Volume is the number of contracts traded during a specific time frame - an hour, day, week, year. For financial instruments that are traded in lots, volume is reported to reflect that fact.
Why is volume important?
On its own, volume cannot be used as a technical guide. Volume, however, is very important because of the clues it provides about price movements.
Patterns should never be relied upon exclusively as indicators of the market. Combining a pattern with information about volume, however, a technical analyst can gain insight into both, the pattern and happenings in the market. Volume is an important element in assessing the intensity of price movements.
Investors saying, "price follows volume" is not quite complete. In fact, the measurements of price and volume are coupled in the technical analyst's tool kit. The saying should be amended: "price follows volume and volume follows price."
Watching volume is useful in gauging the level of commitment of buyers and sellers. Volume is an indicator of the health of a trend. A healthy uptrend should have higher volume on its upward legs; lower volume on its downward (corrective) legs. Similarly, a healthy downtrend usually has higher volume on its downward legs and lower volume on its upward (corrective) legs. This information, in turn, can be used by investors to position themselves for a possible trend reversal.
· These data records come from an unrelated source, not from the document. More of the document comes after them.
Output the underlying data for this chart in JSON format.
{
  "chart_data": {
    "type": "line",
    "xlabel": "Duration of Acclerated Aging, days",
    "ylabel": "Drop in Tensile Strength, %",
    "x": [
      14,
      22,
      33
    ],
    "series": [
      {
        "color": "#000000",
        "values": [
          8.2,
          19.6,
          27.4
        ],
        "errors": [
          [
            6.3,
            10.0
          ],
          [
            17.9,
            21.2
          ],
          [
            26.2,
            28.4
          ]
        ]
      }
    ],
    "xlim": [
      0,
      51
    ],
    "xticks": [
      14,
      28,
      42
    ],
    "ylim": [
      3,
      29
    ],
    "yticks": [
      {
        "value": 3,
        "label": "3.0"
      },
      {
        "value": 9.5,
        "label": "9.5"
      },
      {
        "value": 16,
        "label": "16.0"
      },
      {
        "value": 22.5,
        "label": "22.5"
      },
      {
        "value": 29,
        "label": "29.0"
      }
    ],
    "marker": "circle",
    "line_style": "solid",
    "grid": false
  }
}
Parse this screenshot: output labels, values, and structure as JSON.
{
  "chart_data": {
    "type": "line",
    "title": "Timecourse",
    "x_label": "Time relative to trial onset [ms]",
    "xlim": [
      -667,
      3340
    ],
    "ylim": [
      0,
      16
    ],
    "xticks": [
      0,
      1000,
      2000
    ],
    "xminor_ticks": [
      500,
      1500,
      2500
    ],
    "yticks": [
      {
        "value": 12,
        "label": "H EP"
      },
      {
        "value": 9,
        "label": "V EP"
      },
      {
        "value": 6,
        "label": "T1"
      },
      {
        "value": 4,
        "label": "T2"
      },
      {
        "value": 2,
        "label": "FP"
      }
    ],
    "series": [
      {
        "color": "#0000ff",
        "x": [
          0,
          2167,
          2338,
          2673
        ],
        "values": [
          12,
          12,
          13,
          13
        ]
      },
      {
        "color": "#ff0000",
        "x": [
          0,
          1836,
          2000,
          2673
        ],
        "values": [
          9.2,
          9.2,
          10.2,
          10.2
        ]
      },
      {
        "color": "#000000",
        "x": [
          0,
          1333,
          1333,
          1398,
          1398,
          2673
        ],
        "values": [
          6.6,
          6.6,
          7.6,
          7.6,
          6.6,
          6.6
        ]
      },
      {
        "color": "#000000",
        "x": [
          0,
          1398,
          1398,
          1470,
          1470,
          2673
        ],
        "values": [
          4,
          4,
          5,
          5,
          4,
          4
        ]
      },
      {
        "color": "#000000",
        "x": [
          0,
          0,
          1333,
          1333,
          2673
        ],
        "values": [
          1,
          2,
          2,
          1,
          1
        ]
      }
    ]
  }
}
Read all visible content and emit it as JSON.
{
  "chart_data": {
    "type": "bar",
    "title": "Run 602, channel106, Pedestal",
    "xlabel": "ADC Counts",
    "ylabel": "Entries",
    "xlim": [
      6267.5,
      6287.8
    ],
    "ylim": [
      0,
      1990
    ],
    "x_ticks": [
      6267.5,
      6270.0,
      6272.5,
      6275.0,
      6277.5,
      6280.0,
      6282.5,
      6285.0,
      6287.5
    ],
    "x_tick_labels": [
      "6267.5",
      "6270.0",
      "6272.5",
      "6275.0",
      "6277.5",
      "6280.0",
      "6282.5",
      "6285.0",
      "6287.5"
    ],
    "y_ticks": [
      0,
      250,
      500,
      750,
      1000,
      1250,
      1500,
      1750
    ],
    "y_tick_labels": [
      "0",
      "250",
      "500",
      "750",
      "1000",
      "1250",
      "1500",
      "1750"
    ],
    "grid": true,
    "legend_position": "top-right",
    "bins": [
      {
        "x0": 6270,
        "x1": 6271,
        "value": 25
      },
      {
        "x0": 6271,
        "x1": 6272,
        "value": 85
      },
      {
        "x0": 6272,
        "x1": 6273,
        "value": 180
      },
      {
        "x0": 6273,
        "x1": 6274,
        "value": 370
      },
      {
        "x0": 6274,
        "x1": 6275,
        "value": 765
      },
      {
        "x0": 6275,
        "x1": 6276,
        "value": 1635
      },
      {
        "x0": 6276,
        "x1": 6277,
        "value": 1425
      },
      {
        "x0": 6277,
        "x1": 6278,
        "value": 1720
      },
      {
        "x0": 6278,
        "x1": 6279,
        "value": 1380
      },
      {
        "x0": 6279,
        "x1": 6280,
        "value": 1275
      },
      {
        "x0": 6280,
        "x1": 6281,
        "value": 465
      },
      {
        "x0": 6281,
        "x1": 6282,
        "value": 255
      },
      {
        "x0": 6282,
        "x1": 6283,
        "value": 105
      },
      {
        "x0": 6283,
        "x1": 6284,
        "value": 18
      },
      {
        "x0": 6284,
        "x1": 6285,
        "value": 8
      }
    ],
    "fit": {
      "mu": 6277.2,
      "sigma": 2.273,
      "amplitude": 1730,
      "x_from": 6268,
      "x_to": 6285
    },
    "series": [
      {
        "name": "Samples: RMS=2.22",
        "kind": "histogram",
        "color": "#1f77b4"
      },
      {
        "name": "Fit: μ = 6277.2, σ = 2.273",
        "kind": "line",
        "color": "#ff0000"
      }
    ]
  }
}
What does low volume mean?
Low volume is often an indicator of indecisive expectations about the price of a financial instrument. These indecisive times are characteristic of a consolidation period in which prices are moving sideways. If a primary trend is moving down, volume should decrease once the price begins to rise. If the trend is moving up, volume should decrease once the price starts to decrease.
What does high volume mean?
High volume often occurs when the market has “topped” and there is strong agreement that prices will continue moving upwards. High volume levels are also very common at the beginning of new trends. This would occur when prices break out of a trading range. In addition, when the market hits bottom, volume tends to increase, fuelled by panic selling.